Im vergangenen Jahr war Andrzej gezwungen, den Code aus dem Open Access zu entfernen, nachdem er ein Schreiben von Anwälten erhalten hatte, die deutlich machten, dass die während der E-Mail-Korrespondenz erteilte Genehmigung keine rechtliche Grundlage hatte. Danach begann Andrzej mit der Arbeit an einer neuen Version von ZLUDA, die auf der Codebasis basiert, die vor seinem Einstieg bei AMD existierte. Derzeit konzentriert sich die Entwicklung auf die Ausführung von Anwendungen, die CUDA zur Beschleunigung von Aufgaben im Bereich des maschinellen Lernens nutzen. Das Projekt beschränkt sich vorerst auf die Nutzung von AMD-GPUs, wird aber in Zukunft auch für Intel-GPUs angepasst.
Wichtige Verbesserungen in der neuen Version:
- Anfangs wurde die Unterstützung zur Ausführung von Frameworks wie llm.c, Llama.cpp und PyTorch über ZLUDA für große Sprachmodelle hinzugefügt, wobei CUDA-Optimierungen für NVIDIA-GPUs verwendet werden.
- Es wurde eine erste Unterstützung für die Ausführung von Anwendungen implementiert, die die Bibliotheken cuBLAS, cuBLASLt und nvml zur Leistungssteigerung nutzen.

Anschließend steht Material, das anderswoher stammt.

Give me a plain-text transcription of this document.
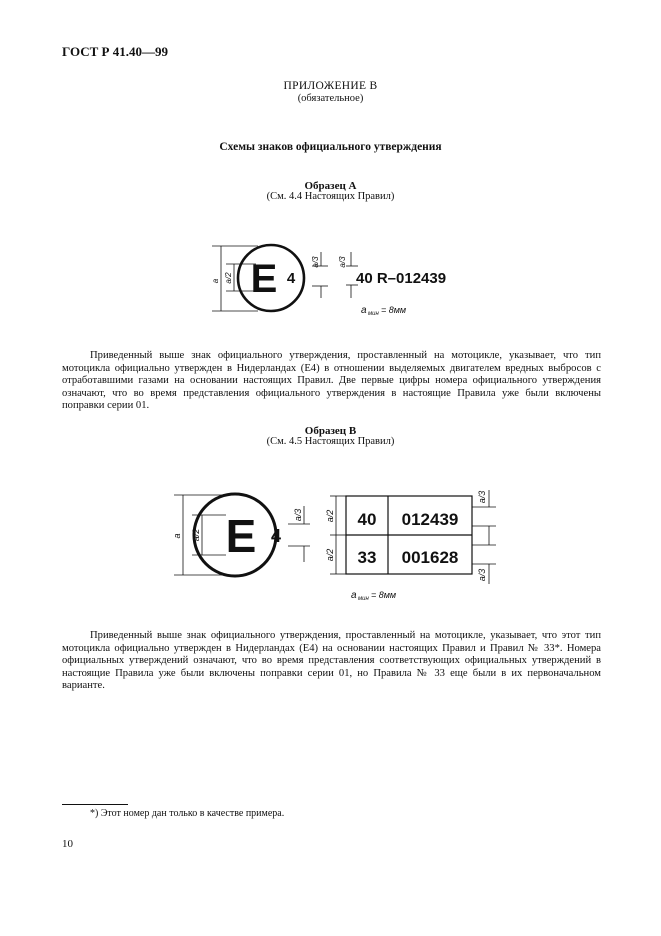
ГОСТ Р 41.40—99
ПРИЛОЖЕНИЕ В
(обязательное)
Схемы знаков официального утверждения
Образец А
(См. 4.4 Настоящих Правил)
E 4	40 R–012439
a a/2
a/3 a/3
a мин = 8мм
E 4
40 012439
33 001628
a a/2
a/3 a/2
a/2
a/3
a/3
a мин = 8мм
Приведенный выше знак официального утверждения, проставленный на мотоцикле, указывает, что тип мотоцикла официально утвержден в Нидерландах (Е4) в отношении выделяемых двигателем вредных выбросов с отработавшими газами на основании настоящих Правил. Две первые цифры номера официального утверждения означают, что во время представления официального утверждения в настоящие Правила уже были включены поправки серии 01.
Образец В
(См. 4.5 Настоящих Правил)
Приведенный выше знак официального утверждения, проставленный на мотоцикле, указывает, что этот тип мотоцикла официально утвержден в Нидерландах (Е4) на основании настоящих Правил и Правил № 33*. Номера официальных утверждений означают, что во время представления соответствующих официальных утверждений в настоящие Правила уже были включены поправки серии 01, но Правила № 33 еще были в их первоначальном варианте.
*) Этот номер дан только в качестве примера.
10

- Die Schicht zluda_trace wurde hinzugefügt, um Anwendungen, die CUDA nutzen, zu überwachen. Mit zluda_trace können Probleme diagnostiziert und Unzulänglichkeiten in ZLUDA identifiziert werden, die die korrekte Ausführung der Anwendung behindern.

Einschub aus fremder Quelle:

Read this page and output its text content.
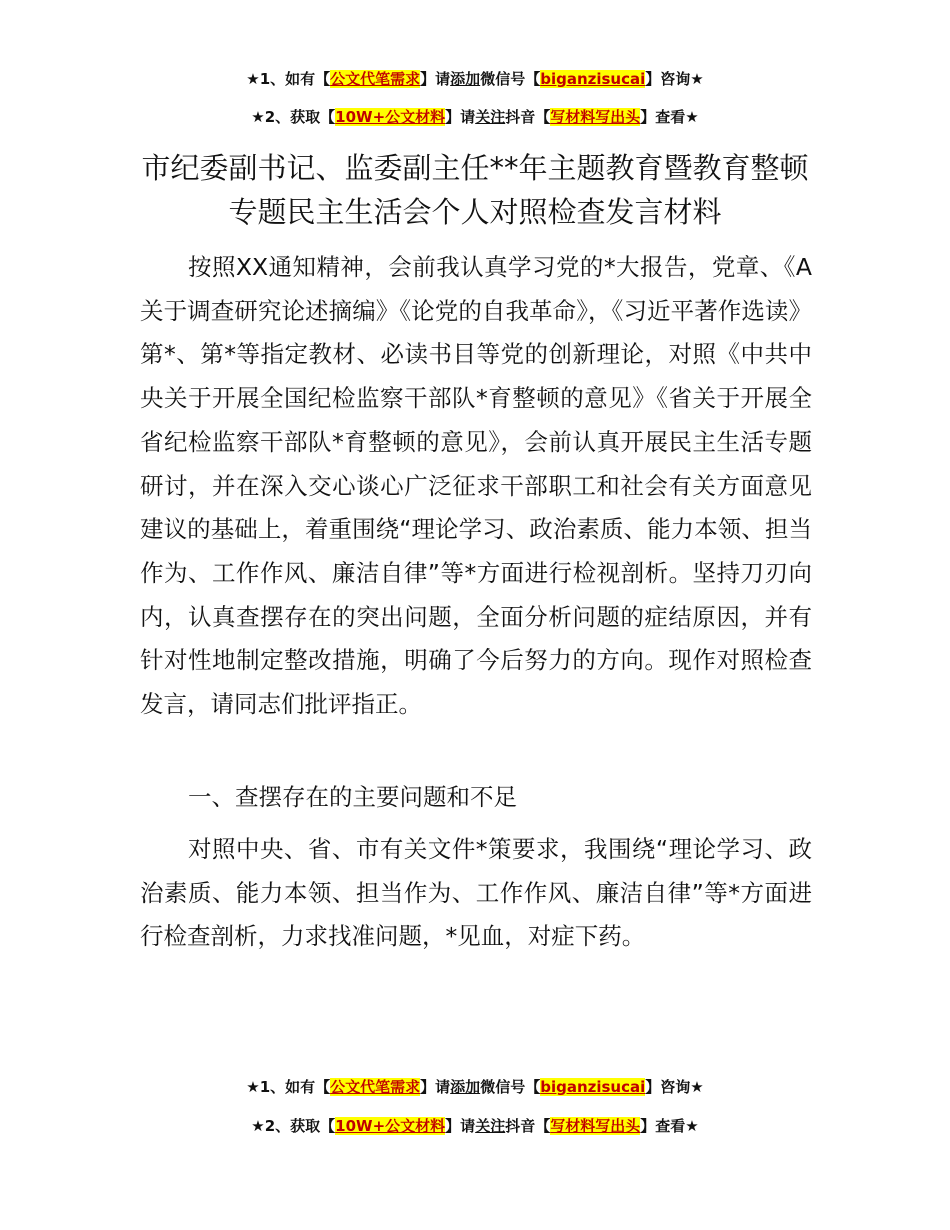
★1、如有【公文代笔需求】请添加微信号【biganzisucai】咨询★
★2、获取【10W+公文材料】请关注抖音【写材料写出头】查看★
市纪委副书记、监委副主任**年主题教育暨教育整顿专题民主生活会个人对照检查发言材料

按照XX通知精神，会前我认真学习党的*大报告，党章、《A关于调查研究论述摘编》《论党的自我革命》，《习近平著作选读》第*、第*等指定教材、必读书目等党的创新理论，对照《中共中央关于开展全国纪检监察干部队*育整顿的意见》《省关于开展全省纪检监察干部队*育整顿的意见》，会前认真开展民主生活专题研讨，并在深入交心谈心广泛征求干部职工和社会有关方面意见建议的基础上，着重围绕“理论学习、政治素质、能力本领、担当作为、工作作风、廉洁自律”等*方面进行检视剖析。坚持刀刃向内，认真查摆存在的突出问题，全面分析问题的症结原因，并有针对性地制定整改措施，明确了今后努力的方向。现作对照检查发言，请同志们批评指正。

一、查摆存在的主要问题和不足

对照中央、省、市有关文件*策要求，我围绕“理论学习、政治素质、能力本领、担当作为、工作作风、廉洁自律”等*方面进行检查剖析，力求找准问题，*见血，对症下药。

★1、如有【公文代笔需求】请添加微信号【biganzisucai】咨询★
★2、获取【10W+公文材料】请关注抖音【写材料写出头】查看★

- Die CLI-Anwendung zoc (ZLUDA Offline-Compiler) ermöglicht die Kompilierung von NVIDIA PTX-Anweisungsdateien in die Zwischenrepräsentation von AMD RDNA (diese Funktionalität war zuvor in Form von Bibliotheksfunktionen verfügbar).
- Der PTX-Modul-Loader implementiert einen Cache-Mechanismus für die auf der GPU ausgeführten Kerne. Durch das Caching können ressourcenintensive Operationen zur Kompilierung von PTX (Parallel Thread Execution) in Maschinencode für die jeweilige GPU wiederholt vermieden werden.